Magic does this, she thought. The whole world could be like this. Everyone in it can be this whole.
She stood and balanced on the beam, running across it lightly with bare feet, the loose cloth blowing in the breeze. She leapt from bridge to shore then spun and looked back at the castle. The moon hovered just above it now, the towers in silhouette. It was huge seeming to take up a good quarter of the sky. She smiled at it, and went to find her sister.
They stood on the shore once again.
"There is no more time to waste,” Zorovin said. “Alex and I will fly you and Dashiel into the castle grounds and drop you off. We'll try and avoid being seen. Then we will do some scouting while you take the purple magic and work your way up. We'll find you."
"Yes, sir,” Libby said with false cheer.
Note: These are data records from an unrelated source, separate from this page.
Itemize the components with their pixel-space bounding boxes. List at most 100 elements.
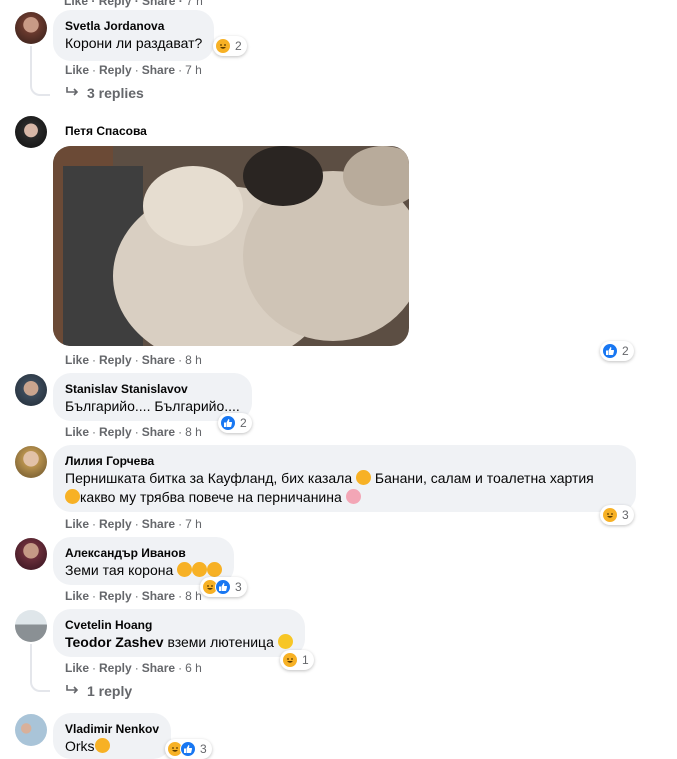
laughing-emoji-icon [94, 738, 110, 753]
like-link[interactable]: Like [65, 589, 89, 603]
avatar[interactable] [15, 116, 47, 148]
share-link[interactable]: Share [142, 353, 175, 367]
reaction-summary[interactable]: 2 [213, 36, 247, 56]
haha-reaction-icon [215, 38, 231, 54]
reaction-count: 2 [240, 416, 247, 430]
like-reaction-icon [602, 343, 618, 359]
avatar[interactable] [15, 538, 47, 570]
comment-actions: Like · Reply · Share · 6 h [65, 661, 202, 675]
previous-comment-actions: Like · Reply · Share · 7 h [64, 0, 203, 8]
reply-link[interactable]: Reply [99, 661, 132, 675]
like-link[interactable]: Like [65, 661, 89, 675]
avatar[interactable] [15, 374, 47, 406]
comment-actions: Like · Reply · Share · 7 h [65, 517, 202, 531]
like-reaction-icon [220, 415, 236, 431]
smile-emoji-icon [277, 634, 293, 649]
haha-reaction-icon [282, 652, 298, 668]
mention-link[interactable]: Teodor Zashev [65, 634, 164, 650]
rofl-emoji-icon [65, 489, 80, 504]
comment-text: Земи тая корона [65, 561, 223, 580]
timestamp[interactable]: 7 h [185, 63, 202, 77]
reply-arrow-icon [65, 85, 81, 101]
reaction-count: 2 [622, 344, 629, 358]
comment-text: Корони ли раздават? [65, 35, 203, 51]
reaction-summary[interactable]: 1 [280, 650, 314, 670]
replies-count: 3 replies [87, 85, 144, 101]
thread-line [30, 46, 50, 96]
avatar[interactable] [15, 446, 47, 478]
comment-text-line: какво му трябва повече на перничанина [65, 488, 624, 507]
like-link[interactable]: Like [65, 517, 89, 531]
like-link[interactable]: Like [65, 353, 89, 367]
timestamp[interactable]: 8 h [185, 589, 202, 603]
haha-reaction-icon [602, 507, 618, 523]
reaction-summary[interactable]: 3 [600, 505, 634, 525]
share-link[interactable]: Share [142, 425, 175, 439]
reply-link[interactable]: Reply [99, 353, 132, 367]
like-reaction-icon [215, 579, 231, 595]
comment-bubble: Vladimir Nenkov Orks [53, 713, 172, 759]
timestamp[interactable]: 8 h [185, 353, 202, 367]
share-link[interactable]: Share [142, 0, 175, 8]
comment-actions: Like · Reply · Share · 8 h [65, 589, 202, 603]
timestamp[interactable]: 7 h [185, 517, 202, 531]
timestamp[interactable]: 6 h [185, 661, 202, 675]
share-link[interactable]: Share [142, 517, 175, 531]
rofl-emoji-icon [207, 562, 223, 577]
comment-author[interactable]: Svetla Jordanova [65, 18, 202, 34]
reply-link[interactable]: Reply [99, 425, 132, 439]
reaction-summary[interactable]: 3 [200, 577, 247, 597]
reaction-count: 3 [622, 508, 629, 522]
comment-bubble: Cvetelin Hoang Teodor Zashev вземи лютен… [53, 609, 305, 657]
laughing-emoji-icon [356, 470, 372, 485]
like-reaction-icon [180, 741, 196, 757]
comment-author[interactable]: Stanislav Stanislavov [65, 381, 240, 397]
reaction-count: 3 [235, 580, 242, 594]
thread-line [30, 644, 50, 692]
reaction-count: 2 [235, 39, 242, 53]
like-link[interactable]: Like [64, 0, 88, 8]
like-link[interactable]: Like [65, 63, 89, 77]
rofl-emoji-icon [177, 562, 193, 577]
comment-text: Orks [65, 737, 159, 756]
gif-image[interactable] [53, 146, 409, 346]
comment-author[interactable]: Лилия Горчева [65, 453, 624, 469]
comment-text: Българийо.... Българийо.... [65, 398, 240, 414]
rofl-emoji-icon [192, 562, 208, 577]
reaction-count: 3 [200, 742, 207, 756]
reaction-count: 1 [302, 653, 309, 667]
comment-text: Пернишката битка за Кауфланд, бих казала… [65, 470, 594, 486]
reply-link[interactable]: Reply [99, 0, 132, 8]
reply-arrow-icon [65, 683, 81, 699]
comment-actions: Like · Reply · Share · 8 h [65, 353, 202, 367]
comment-bubble: Петя Спасова [53, 123, 159, 139]
comment-author[interactable]: Александър Иванов [65, 545, 222, 561]
avatar[interactable] [15, 12, 47, 44]
comment-author[interactable]: Cvetelin Hoang [65, 617, 293, 633]
comment-bubble: Svetla Jordanova Корони ли раздават? [53, 10, 215, 61]
comment-actions: Like · Reply · Share · 8 h [65, 425, 202, 439]
like-link[interactable]: Like [65, 425, 89, 439]
replies-count: 1 reply [87, 683, 133, 699]
view-replies-link[interactable]: 3 replies [65, 85, 144, 101]
avatar[interactable] [15, 714, 47, 746]
share-link[interactable]: Share [142, 589, 175, 603]
reply-link[interactable]: Reply [99, 63, 132, 77]
view-replies-link[interactable]: 1 reply [65, 683, 132, 699]
comment-author[interactable]: Петя Спасова [65, 123, 147, 139]
comment-text: Teodor Zashev вземи лютеница [65, 633, 293, 652]
reply-link[interactable]: Reply [99, 589, 132, 603]
avatar[interactable] [15, 610, 47, 642]
comment-bubble: Лилия Горчева Пернишката битка за Кауфла… [53, 445, 636, 512]
reaction-summary[interactable]: 2 [218, 413, 252, 433]
timestamp: 7 h [186, 0, 203, 8]
comment-author[interactable]: Vladimir Nenkov [65, 721, 159, 737]
share-link[interactable]: Share [142, 661, 175, 675]
timestamp[interactable]: 8 h [185, 425, 202, 439]
reaction-summary[interactable]: 2 [600, 341, 634, 361]
reaction-summary[interactable]: 3 [165, 739, 212, 759]
reply-link[interactable]: Reply [99, 517, 132, 531]
share-link[interactable]: Share [142, 63, 175, 77]
person-emoji-icon [345, 489, 361, 504]
comment-actions: Like · Reply · Share · 7 h [65, 63, 202, 77]
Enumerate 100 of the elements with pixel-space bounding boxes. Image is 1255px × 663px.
The straps of the backpack she'd woven from brown magic were pulling on her shoulders already.
Zorovin and Alex transformed, and when it was done, the huge black dragon formed his hands into a cradle for Dashiel. The dog was panting in excitement as he climbed around the claws, since he'd never gotten to fly before.
—
You see what Dashiel does.
Alex's voice sounded in her head.
Imitate him.
"Shall I pant?” she asked as she climbed into his interlaced hands.
The backpack caught on one of his talons, and she pulled it free. His talons were long and sharp, but the skin of his hands was warm and vibrant. He gathered her close to his chest and took off.
"It's really cool that you're a dragon,” she said, mostly for something to say.
—
Do you really think so?
"Yes. Can I speak to you just in my head? It would be easier."
—
Try
, he suggested, not telling her he could read her thoughts all the time, now that he was a dragon again.
—
It doesn't matter to me. I know that I can't use the same path to travel here as the dragons, but, you know, we could do something.